Wildlife research and monitoring
How Ontario manages wildlife and wildlife habitats.
Wildlife research and monitoring program
The ministry operates a wildlife research and monitoring program.
It is staffed by scientists who design and deliver studies and programs that help to provide diverse, healthy, sustainable wildlife populations and habitats for the benefit and enjoyment of all Ontarians.
Their research areas include:
- waterfowl and wetlands
- small mammals, furbearers and game birds
- large mammals
- species at risk
- landscape ecology
- wildlife diseases, including rabies and chronic wasting disease (CWD)
Ministry scientists collaborate with many partners, including:
- other government agencies
- non-profit organizations
- universities and colleges
Learn more about a few of the projects our staff are working on right now.
- Jeff Bowman studies how changes in habitat brought on by changes in land use and climate (e.g. drought, floods, warming temperatures) influence different animal populations in Ontario, including lynx, fisher, muskrat, mink, and wild turkey.
- Glen Brown studies the relationships among climate variation, habitat and population dynamics of wildlife inhabiting the Hudson Bay Lowlands, including waterfowl, shorebirds, and Arctic fox.
- Michelle DiLeo’s research integrates ecological data with genomics to understand how species-at-risk respond to habitat fragmentation and climate change.
- Richard Feldman is interested in landscape ecology and how habitat and climate connectivity shape wildlife populations and their distributions.

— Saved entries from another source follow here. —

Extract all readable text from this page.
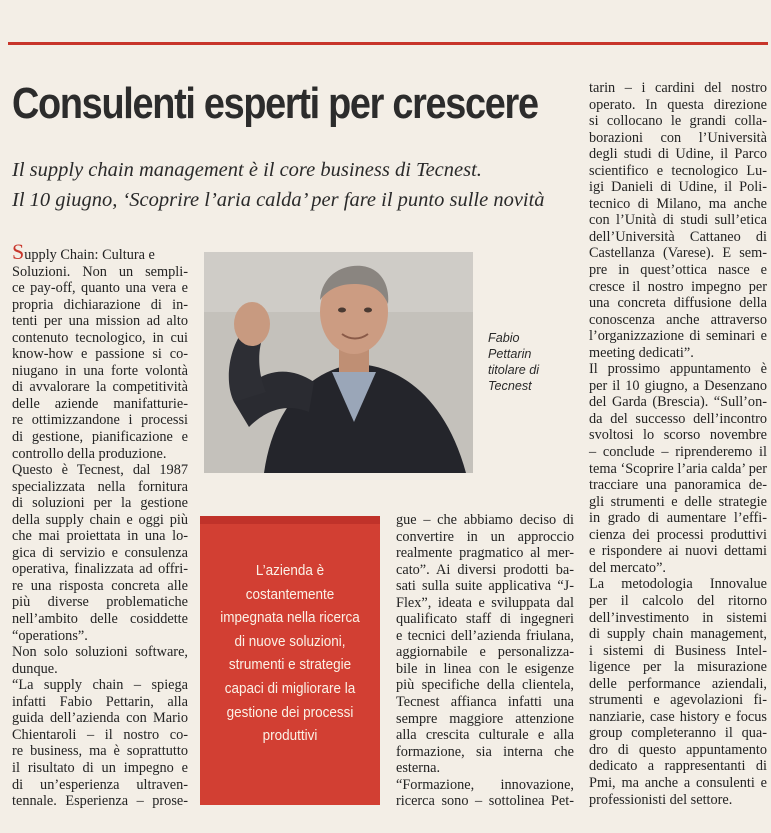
Consulenti esperti per crescere

Il supply chain management è il core business di Tecnest.

Il 10 giugno, ‘Scoprire l’aria calda’ per fare il punto sulle novità

Supply Chain: Cultura e
Soluzioni. Non un sempli-
ce pay-off, quanto una vera e
propria dichiarazione di in-
tenti per una mission ad alto
contenuto tecnologico, in cui
know-how e passione si co-
niugano in una forte volontà
di avvalorare la competitività
delle aziende manifatturie-
re ottimizzandone i processi
di gestione, pianificazione e
controllo della produzione.
Questo è Tecnest, dal 1987
specializzata nella fornitura
di soluzioni per la gestione
della supply chain e oggi più
che mai proiettata in una lo-
gica di servizio e consulenza
operativa, finalizzata ad offri-
re una risposta concreta alle
più diverse problematiche
nell’ambito delle cosiddette
“operations”.
Non solo soluzioni software,
dunque.
“La supply chain – spiega
infatti Fabio Pettarin, alla
guida dell’azienda con Mario
Chientaroli – il nostro co-
re business, ma è soprattutto
il risultato di un impegno e
di un’esperienza ultraven-
tennale. Esperienza – prose-
Fabio
Pettarin
titolare di
Tecnest
L’azienda è
costantemente
impegnata nella ricerca
di nuove soluzioni,
strumenti e strategie
capaci di migliorare la
gestione dei processi
produttivi
gue – che abbiamo deciso di
convertire in un approccio
realmente pragmatico al mer-
cato”. Ai diversi prodotti ba-
sati sulla suite applicativa “J-
Flex”, ideata e sviluppata dal
qualificato staff di ingegneri
e tecnici dell’azienda friulana,
aggiornabile e personalizza-
bile in linea con le esigenze
più specifiche della clientela,
Tecnest affianca infatti una
sempre maggiore attenzione
alla crescita culturale e alla
formazione, sia interna che
esterna.
“Formazione, innovazione,
ricerca sono – sottolinea Pet-
tarin – i cardini del nostro
operato. In questa direzione
si collocano le grandi colla-
borazioni con l’Università
degli studi di Udine, il Parco
scientifico e tecnologico Lu-
igi Danieli di Udine, il Poli-
tecnico di Milano, ma anche
con l’Unità di studi sull’etica
dell’Università Cattaneo di
Castellanza (Varese). E sem-
pre in quest’ottica nasce e
cresce il nostro impegno per
una concreta diffusione della
conoscenza anche attraverso
l’organizzazione di seminari e
meeting dedicati”.
Il prossimo appuntamento è
per il 10 giugno, a Desenzano
del Garda (Brescia). “Sull’on-
da del successo dell’incontro
svoltosi lo scorso novembre
– conclude – riprenderemo il
tema ‘Scoprire l’aria calda’ per
tracciare una panoramica de-
gli strumenti e delle strategie
in grado di aumentare l’effi-
cienza dei processi produttivi
e rispondere ai nuovi dettami
del mercato”.
La metodologia Innovalue
per il calcolo del ritorno
dell’investimento in sistemi
di supply chain management,
i sistemi di Business Intel-
ligence per la misurazione
delle performance aziendali,
strumenti e agevolazioni fi-
nanziarie, case history e focus
group completeranno il qua-
dro di questo appuntamento
dedicato a rappresentanti di
Pmi, ma anche a consulenti e
professionisti del settore.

- Larissa Nituch leads the rabies research and control program which is currently working to eliminate rabies in southwestern Ontario. She also leads the chronic wasting disease surveillance program.
- Joe Northrup studies how human-caused environmental change influences the behaviour and population dynamics of large mammals, including white-tailed deer, black bears and polar bears.
- Brent Patterson is looking at the factors that influence the distribution and abundance of wolves and coyotes in Ontario, as well as relationships between these predators and their prey. He also studies deer, moose and caribou with an emphasis on the interactive effects of hunting, predation, and habitat on the population dynamics of these iconic species.
- Ken Abraham (scientist emeritus) continues his support to improving the understanding of the distribution and abundance of animals and plants (biodiversity) in the Far North of Ontario. This will help with community based land use planning and development of the Far North Land Use Strategy.
- Martyn Obbard (scientist emeritus) monitors the movement and foraging patterns of adult female polar bears in James Bay, where changes to the sea ice are happening faster than anywhere else in the Hudson Bay region.